Bundan iki yıl önce, on binlerce işçi ve emekçi, DİSK, KESK, TMMOB ve TTB’nin çağrısıyla ve “Savaşa Hayır, Barış Hemen Şimdi” şiarıyla bir miting gerçekleştirmek üzere Ankara’da bir araya gelmişti. 10 Ekimde Ankara Garı önünde toplanan kitle kortejlerini oluşturmaya başlamış ve bir kısmı yürüyüşe geçmişti. Saatler 10:04’ü gösterdiğinde Gar önünden büyük bir patlama sesi geldi. IŞİD canilerinin gerçekleştirdikleri iki canlı bomba saldırısı sonucu ortalık kan gölüne döndü. Katliamda 102 insanımız hayatını kaybetti, 400’den fazlası yaralandı.

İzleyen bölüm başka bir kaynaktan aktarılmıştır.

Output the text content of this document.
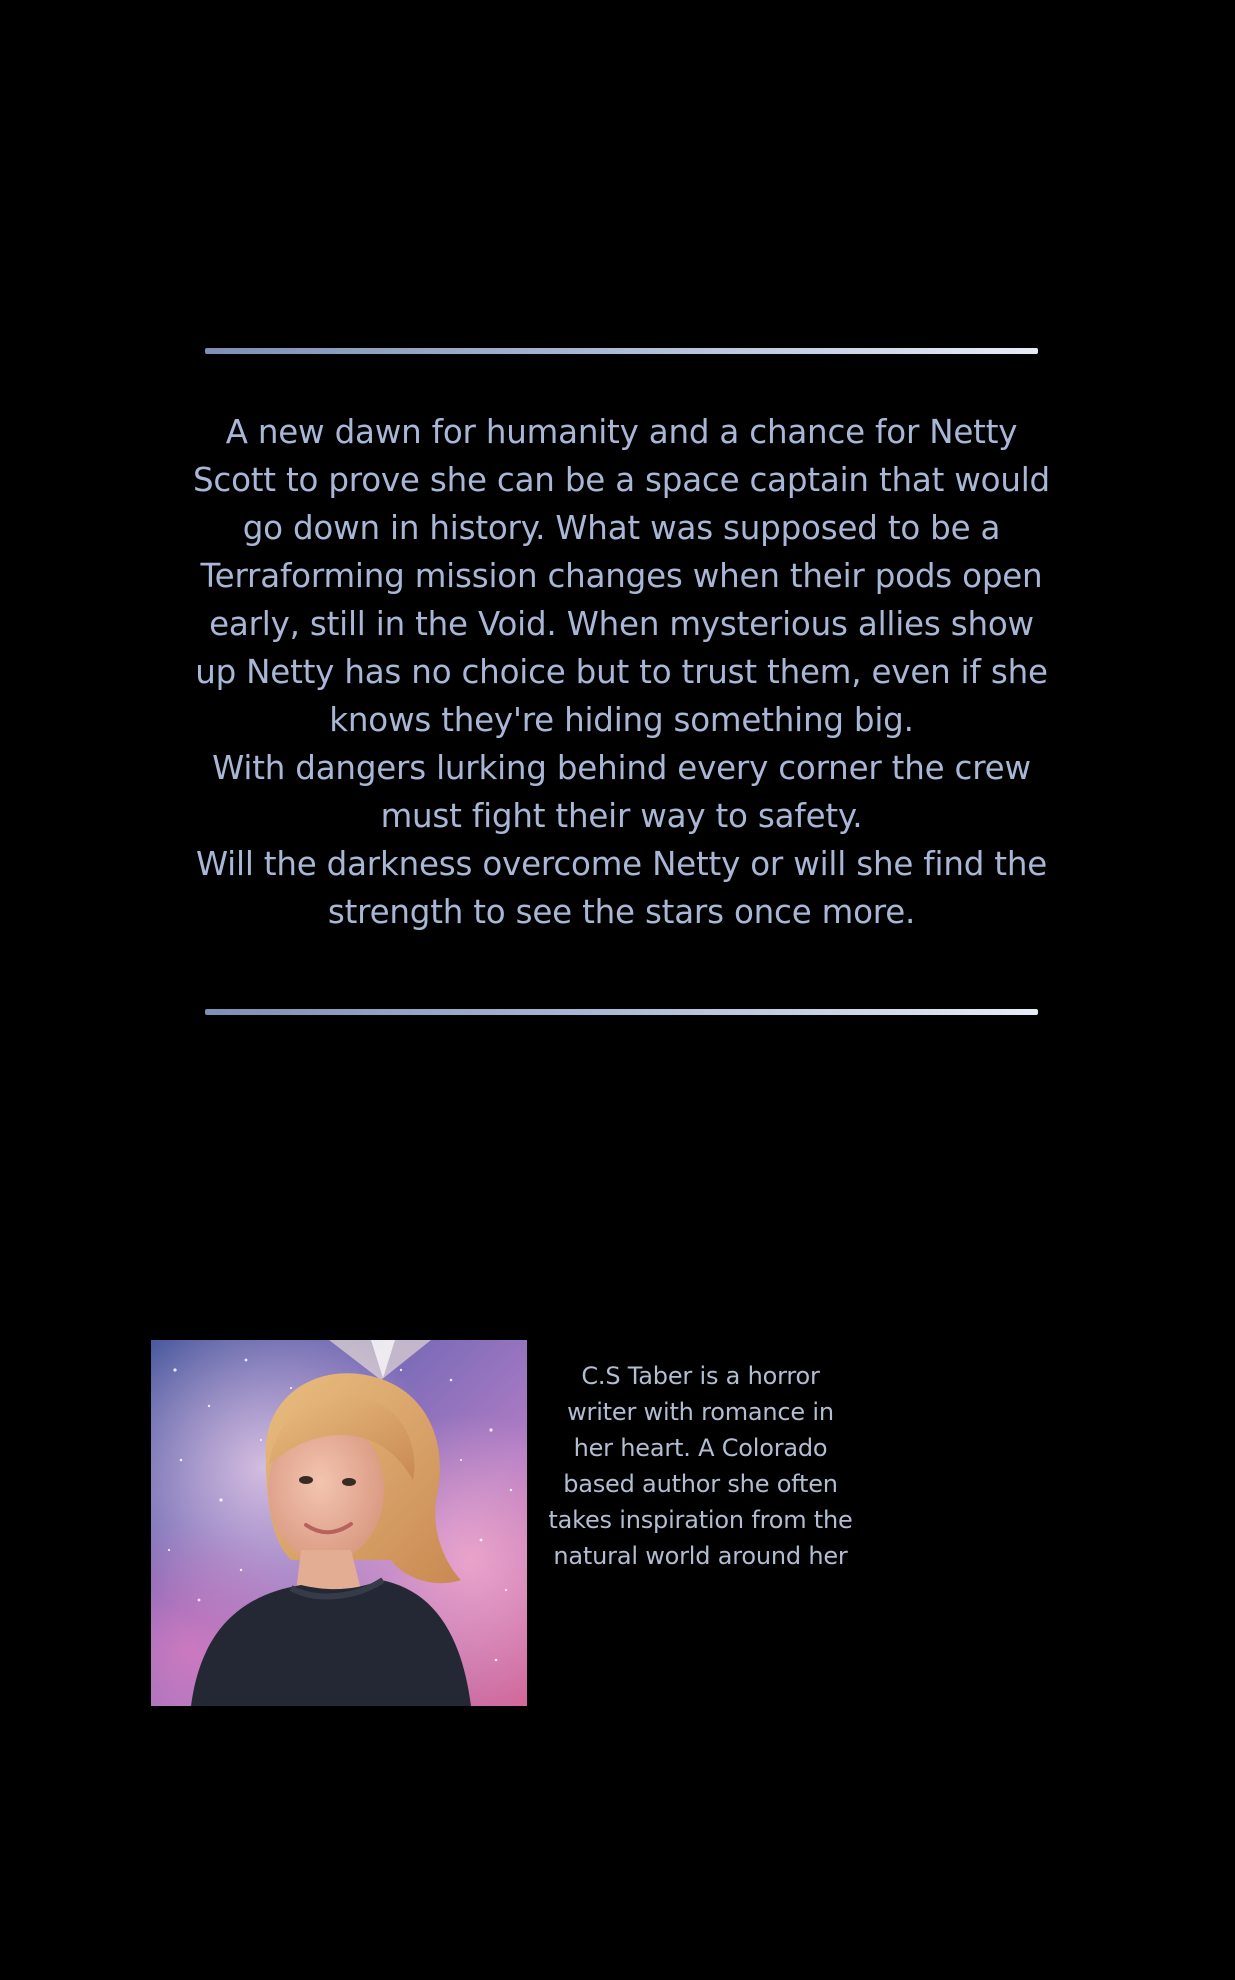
A new dawn for humanity and a chance for Netty Scott to prove she can be a space captain that would go down in history. What was supposed to be a Terraforming mission changes when their pods open early, still in the Void. When mysterious allies show up Netty has no choice but to trust them, even if she knows they're hiding something big.
With dangers lurking behind every corner the crew must fight their way to safety.
Will the darkness overcome Netty or will she find the strength to see the stars once more.
C.S Taber is a horror writer with romance in her heart. A Colorado based author she often takes inspiration from the natural world around her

Ankara katliamı, barış çığlıklarını yükseltmek için bir araya gelen işçilere, emekçilere, yoksul Kürt halkına ve sosyalistlere yönelik olarak TC tarihindeki en kanlı katliam olarak tarihe geçti. Hükümetin bu katliamdaki tutumu da öyle. IŞİD canilerini izlemekle yetinen istihbarat birimleri, patlamanın ardından katliam yerine gazla saldıran, delilleri TOMA’lardan sıktıkları suyla yok eden polis, geç gönderilen ambulanslar, IŞİD’e laf etmemek için “kokteyl örgüt” safsatasını üreten Cumhurbaşkanı, “patlama oldukça oyumuz artıyor” diyen Başbakan, barış mitingine katılanları terörist olarak gösteren medya, olayda ihmali bulunanları yargılamayı reddeden mahkemeler…
Bu süreçte gerçek sorumluların açığa çıkartılması için kılını kıpırdatmayan AKP hükümeti, katliamda hayatını kaybeden insanlarımızın ailelerinin ve dava arkadaşlarının gerçekleştirmek istediği anma etkinliklerini bile yasaklıyor. Suçluları açığa çıkarmayanlar, mağdurların üzerine yine polisi salıyor. Bu tutum, katliamda yaşamını yitiren ve yaralananların ailelerinin yanı sıra tüm sosyalistlerin, duyarlı işçilerin, emekçilerin acısını arttırırken, öfkesini ve hesap sorma kararlılığını da alabildiğine biliyor.
10 Ekim 2015’te Ankara’da katledilen işçiler, emekçiler, sosyalistler, Ankara’nın yanı sıra pek çok kentte düzenlenen etkinliklerle anılıyor.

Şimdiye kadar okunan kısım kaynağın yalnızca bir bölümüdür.